Que nous regardions la société, la politique ou même l’Église, nous pourrions avoir la tentation de penser que notre époque est la plus noire qui puisse être. Il nous faut pourtant savoir apprécier les petites perles d’Espérance que le Seigneur nous accorde. L’une d’elle brille dans le bourbier politique des futures élections législatives : le projet de loi sur l’euthanasie est désormais repoussé aux calendes grecques. Même s’il reviendra probablement sur la table, nous avons gagné quelques temps de répit. De même, en bon péroniste qu’il est, le Souverain Pontife, tout en faisant le contraire avec James Martin, a dénoncé par deux fois les « tarlouzes » (« frociaggine ») et la culture gay qui s’épanouissent dans les séminaires ou dans la Curie Romaine. Le Pape chéri des médias perd en côte de popularité en dénonçant les dérives qu’il n’est pas politiquement correct de dénoncer. Cherchons ces perles rares et sachons les apprécier, même si leur beauté est éphémère. N’oublions pas cette belle vertu théologale de l’Espérance qui est si souvent délaissée aujourd’hui en faveur d’un fatalisme pessimiste.

Notre-Seigneur, dans le passage cité plus haut, nous donne un motif d’espérance : les portes de l’Enfer ne prévaudront jamais sur Son Église.

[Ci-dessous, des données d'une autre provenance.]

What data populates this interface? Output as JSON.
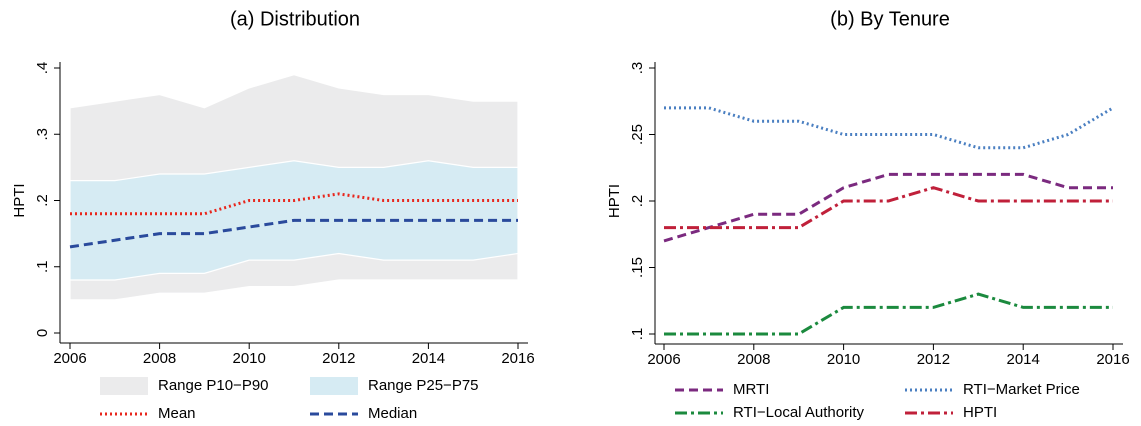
{
  "chart_data": [
    {
      "type": "area-line",
      "title": "(a) Distribution",
      "ylabel": "HPTI",
      "x": [
        2006,
        2007,
        2008,
        2009,
        2010,
        2011,
        2012,
        2013,
        2014,
        2015,
        2016
      ],
      "xlim": [
        2006,
        2016
      ],
      "xticks": [
        2006,
        2008,
        2010,
        2012,
        2014,
        2016
      ],
      "ylim": [
        0,
        0.4
      ],
      "yticks": [
        0,
        {
          "value": 0.1,
          "label": ".1"
        },
        {
          "value": 0.2,
          "label": ".2"
        },
        {
          "value": 0.3,
          "label": ".3"
        },
        {
          "value": 0.4,
          "label": ".4"
        }
      ],
      "series": [
        {
          "name": "Range P10−P90",
          "color": "#ebebec",
          "low": [
            0.05,
            0.05,
            0.06,
            0.06,
            0.07,
            0.07,
            0.08,
            0.08,
            0.08,
            0.08,
            0.08
          ],
          "high": [
            0.34,
            0.35,
            0.36,
            0.34,
            0.37,
            0.39,
            0.37,
            0.36,
            0.36,
            0.35,
            0.35
          ]
        },
        {
          "name": "Range P25−P75",
          "color": "#d6ebf3",
          "low": [
            0.08,
            0.08,
            0.09,
            0.09,
            0.11,
            0.11,
            0.12,
            0.11,
            0.11,
            0.11,
            0.12
          ],
          "high": [
            0.23,
            0.23,
            0.24,
            0.24,
            0.25,
            0.26,
            0.25,
            0.25,
            0.26,
            0.25,
            0.25
          ]
        },
        {
          "name": "Mean",
          "color": "#e8261c",
          "style": "dotted",
          "values": [
            0.18,
            0.18,
            0.18,
            0.18,
            0.2,
            0.2,
            0.21,
            0.2,
            0.2,
            0.2,
            0.2
          ]
        },
        {
          "name": "Median",
          "color": "#2a4a9c",
          "style": "dashed",
          "values": [
            0.13,
            0.14,
            0.15,
            0.15,
            0.16,
            0.17,
            0.17,
            0.17,
            0.17,
            0.17,
            0.17
          ]
        }
      ]
    },
    {
      "type": "line",
      "title": "(b) By Tenure",
      "ylabel": "HPTI",
      "x": [
        2006,
        2007,
        2008,
        2009,
        2010,
        2011,
        2012,
        2013,
        2014,
        2015,
        2016
      ],
      "xlim": [
        2006,
        2016
      ],
      "xticks": [
        2006,
        2008,
        2010,
        2012,
        2014,
        2016
      ],
      "ylim": [
        0.1,
        0.3
      ],
      "yticks": [
        {
          "value": 0.1,
          "label": ".1"
        },
        {
          "value": 0.15,
          "label": ".15"
        },
        {
          "value": 0.2,
          "label": ".2"
        },
        {
          "value": 0.25,
          "label": ".25"
        },
        {
          "value": 0.3,
          "label": ".3"
        }
      ],
      "series": [
        {
          "name": "MRTI",
          "color": "#7b2a7f",
          "style": "dashed",
          "values": [
            0.17,
            0.18,
            0.19,
            0.19,
            0.21,
            0.22,
            0.22,
            0.22,
            0.22,
            0.21,
            0.21
          ]
        },
        {
          "name": "RTI−Market Price",
          "color": "#4a7fc1",
          "style": "dotted",
          "values": [
            0.27,
            0.27,
            0.26,
            0.26,
            0.25,
            0.25,
            0.25,
            0.24,
            0.24,
            0.25,
            0.27
          ]
        },
        {
          "name": "RTI−Local Authority",
          "color": "#1b8a3e",
          "style": "dashdot",
          "values": [
            0.1,
            0.1,
            0.1,
            0.1,
            0.12,
            0.12,
            0.12,
            0.13,
            0.12,
            0.12,
            0.12
          ]
        },
        {
          "name": "HPTI",
          "color": "#c0203a",
          "style": "dashdot",
          "values": [
            0.18,
            0.18,
            0.18,
            0.18,
            0.2,
            0.2,
            0.21,
            0.2,
            0.2,
            0.2,
            0.2
          ]
        }
      ]
    }
  ]
}
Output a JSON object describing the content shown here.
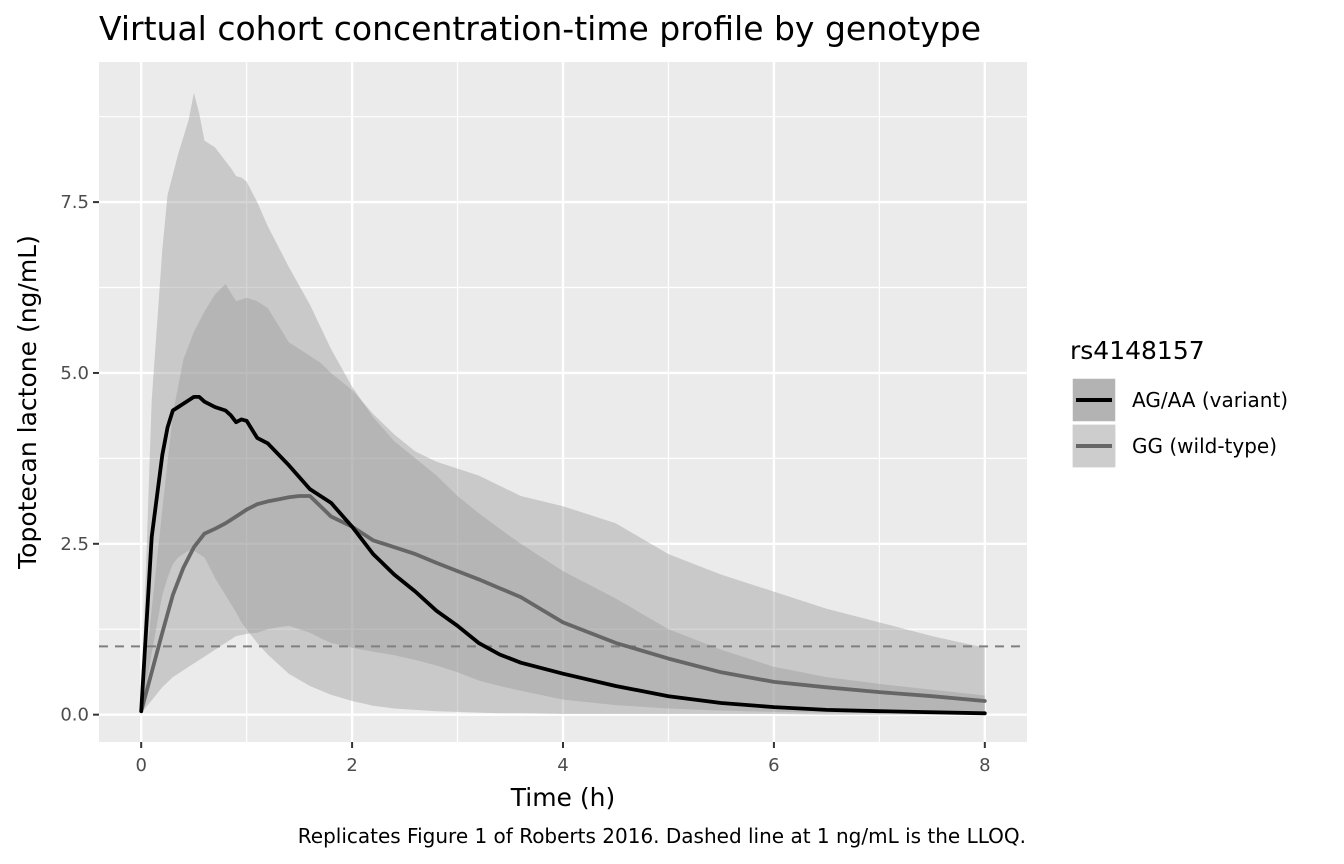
{
  "chart_data": {
    "type": "line",
    "title": "Virtual cohort concentration-time profile by genotype",
    "xlabel": "Time (h)",
    "ylabel": "Topotecan lactone (ng/mL)",
    "caption": "Replicates Figure 1 of Roberts 2016. Dashed line at 1 ng/mL is the LLOQ.",
    "xlim": [
      -0.4,
      8.4
    ],
    "ylim": [
      -0.4,
      9.55
    ],
    "x_ticks": [
      0,
      2,
      4,
      6,
      8
    ],
    "x_tick_labels": [
      "0",
      "2",
      "4",
      "6",
      "8"
    ],
    "y_ticks": [
      0,
      2.5,
      5,
      7.5
    ],
    "y_tick_labels": [
      "0.0",
      "2.5",
      "5.0",
      "7.5"
    ],
    "grid": true,
    "reference_line": {
      "y": 1,
      "style": "dashed"
    },
    "legend": {
      "title": "rs4148157",
      "position": "right",
      "entries": [
        "AG/AA (variant)",
        "GG (wild-type)"
      ]
    },
    "series": [
      {
        "name": "AG/AA (variant)",
        "color": "#000000",
        "ribbon_color": "#a6a6a6",
        "x": [
          0,
          0.1,
          0.2,
          0.25,
          0.3,
          0.35,
          0.45,
          0.5,
          0.55,
          0.6,
          0.7,
          0.8,
          0.85,
          0.9,
          0.95,
          1.0,
          1.1,
          1.2,
          1.4,
          1.6,
          1.8,
          2.0,
          2.2,
          2.4,
          2.6,
          2.8,
          3.0,
          3.2,
          3.4,
          3.6,
          4.0,
          4.5,
          5.0,
          5.5,
          6.0,
          6.5,
          7.0,
          8.0
        ],
        "values": [
          0.05,
          2.6,
          3.8,
          4.2,
          4.45,
          4.5,
          4.6,
          4.65,
          4.65,
          4.58,
          4.5,
          4.45,
          4.38,
          4.28,
          4.32,
          4.3,
          4.05,
          3.97,
          3.65,
          3.3,
          3.1,
          2.75,
          2.35,
          2.05,
          1.8,
          1.52,
          1.3,
          1.05,
          0.88,
          0.76,
          0.6,
          0.42,
          0.27,
          0.17,
          0.11,
          0.07,
          0.05,
          0.02
        ],
        "lower": [
          0.03,
          0.9,
          1.75,
          2.0,
          2.2,
          2.3,
          2.4,
          2.4,
          2.35,
          2.3,
          2.0,
          1.75,
          1.62,
          1.5,
          1.35,
          1.25,
          1.05,
          0.88,
          0.6,
          0.42,
          0.29,
          0.2,
          0.13,
          0.09,
          0.07,
          0.05,
          0.04,
          0.03,
          0.02,
          0.02,
          0.01,
          0.01,
          0.01,
          0.01,
          0.01,
          0.0,
          0.0,
          0.0
        ],
        "upper": [
          0.1,
          4.6,
          6.8,
          7.6,
          7.9,
          8.2,
          8.7,
          9.1,
          8.8,
          8.4,
          8.3,
          8.1,
          8.0,
          7.88,
          7.86,
          7.8,
          7.5,
          7.15,
          6.55,
          6.0,
          5.35,
          4.8,
          4.35,
          4.0,
          3.75,
          3.5,
          3.2,
          2.95,
          2.72,
          2.5,
          2.1,
          1.7,
          1.25,
          0.95,
          0.7,
          0.55,
          0.45,
          0.28
        ]
      },
      {
        "name": "GG (wild-type)",
        "color": "#666666",
        "ribbon_color": "#bdbdbd",
        "x": [
          0,
          0.2,
          0.3,
          0.4,
          0.5,
          0.6,
          0.7,
          0.8,
          0.9,
          1.0,
          1.1,
          1.2,
          1.3,
          1.4,
          1.5,
          1.6,
          1.7,
          1.8,
          2.0,
          2.2,
          2.4,
          2.6,
          2.8,
          3.0,
          3.2,
          3.4,
          3.6,
          4.0,
          4.5,
          5.0,
          5.5,
          6.0,
          6.5,
          7.0,
          7.5,
          8.0
        ],
        "values": [
          0.05,
          1.2,
          1.75,
          2.15,
          2.45,
          2.65,
          2.72,
          2.8,
          2.9,
          3.0,
          3.08,
          3.12,
          3.15,
          3.18,
          3.2,
          3.2,
          3.05,
          2.9,
          2.75,
          2.55,
          2.45,
          2.35,
          2.22,
          2.1,
          1.98,
          1.85,
          1.72,
          1.35,
          1.05,
          0.82,
          0.62,
          0.48,
          0.4,
          0.33,
          0.27,
          0.2
        ],
        "lower": [
          0.02,
          0.4,
          0.55,
          0.65,
          0.75,
          0.85,
          0.95,
          1.05,
          1.15,
          1.18,
          1.2,
          1.25,
          1.28,
          1.3,
          1.25,
          1.2,
          1.12,
          1.05,
          0.98,
          0.92,
          0.87,
          0.8,
          0.72,
          0.62,
          0.5,
          0.42,
          0.35,
          0.22,
          0.14,
          0.09,
          0.06,
          0.04,
          0.03,
          0.02,
          0.02,
          0.01
        ],
        "upper": [
          0.1,
          3.0,
          4.4,
          5.2,
          5.6,
          5.9,
          6.15,
          6.3,
          6.05,
          6.1,
          6.05,
          5.95,
          5.7,
          5.45,
          5.35,
          5.25,
          5.15,
          5.0,
          4.75,
          4.4,
          4.1,
          3.85,
          3.7,
          3.6,
          3.5,
          3.35,
          3.2,
          3.05,
          2.8,
          2.35,
          2.05,
          1.8,
          1.55,
          1.35,
          1.15,
          0.98
        ]
      }
    ]
  }
}
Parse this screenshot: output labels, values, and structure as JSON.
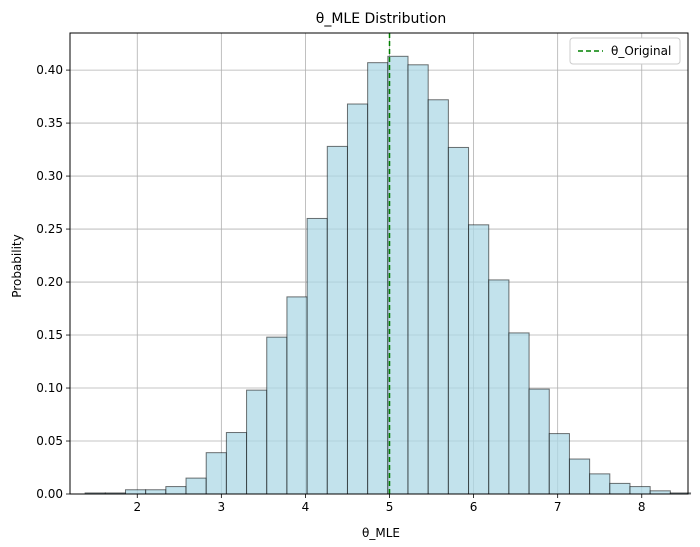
{
  "chart_data": {
    "type": "bar",
    "title": "θ_MLE Distribution",
    "xlabel": "θ_MLE",
    "ylabel": "Probability",
    "xlim": [
      1.2,
      8.55
    ],
    "ylim": [
      0,
      0.435
    ],
    "xticks": [
      2,
      3,
      4,
      5,
      6,
      7,
      8
    ],
    "yticks": [
      0.0,
      0.05,
      0.1,
      0.15,
      0.2,
      0.25,
      0.3,
      0.35,
      0.4,
      0.45
    ],
    "ytick_labels": [
      "0.00",
      "0.05",
      "0.10",
      "0.15",
      "0.20",
      "0.25",
      "0.30",
      "0.35",
      "0.40"
    ],
    "grid": true,
    "bin_width": 0.24,
    "bin_start": 1.38,
    "values": [
      0.001,
      0.001,
      0.004,
      0.004,
      0.007,
      0.015,
      0.039,
      0.058,
      0.098,
      0.148,
      0.186,
      0.26,
      0.328,
      0.368,
      0.407,
      0.413,
      0.405,
      0.372,
      0.327,
      0.254,
      0.202,
      0.152,
      0.099,
      0.057,
      0.033,
      0.019,
      0.01,
      0.007,
      0.003,
      0.001
    ],
    "bar_color": "#add8e6",
    "edge_color": "#000000",
    "reference_line": {
      "x": 5,
      "label": "θ_Original",
      "color": "#008000",
      "style": "dashed"
    },
    "legend": {
      "position": "top-right",
      "entries": [
        "θ_Original"
      ]
    }
  }
}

Comment concilier ces paroles du Verbe et la situation actuelle de l’Église et de l’Office Pétrinien ? Quelle attitude adopter quand les actes du Souverain Pontife contredisent la Tradition et le Magistère de l’Église ? Entre ultramontanisme et sédévacantisme, l’adage In medio stat virtus est, encore une fois, gage d’une sainte réflexion.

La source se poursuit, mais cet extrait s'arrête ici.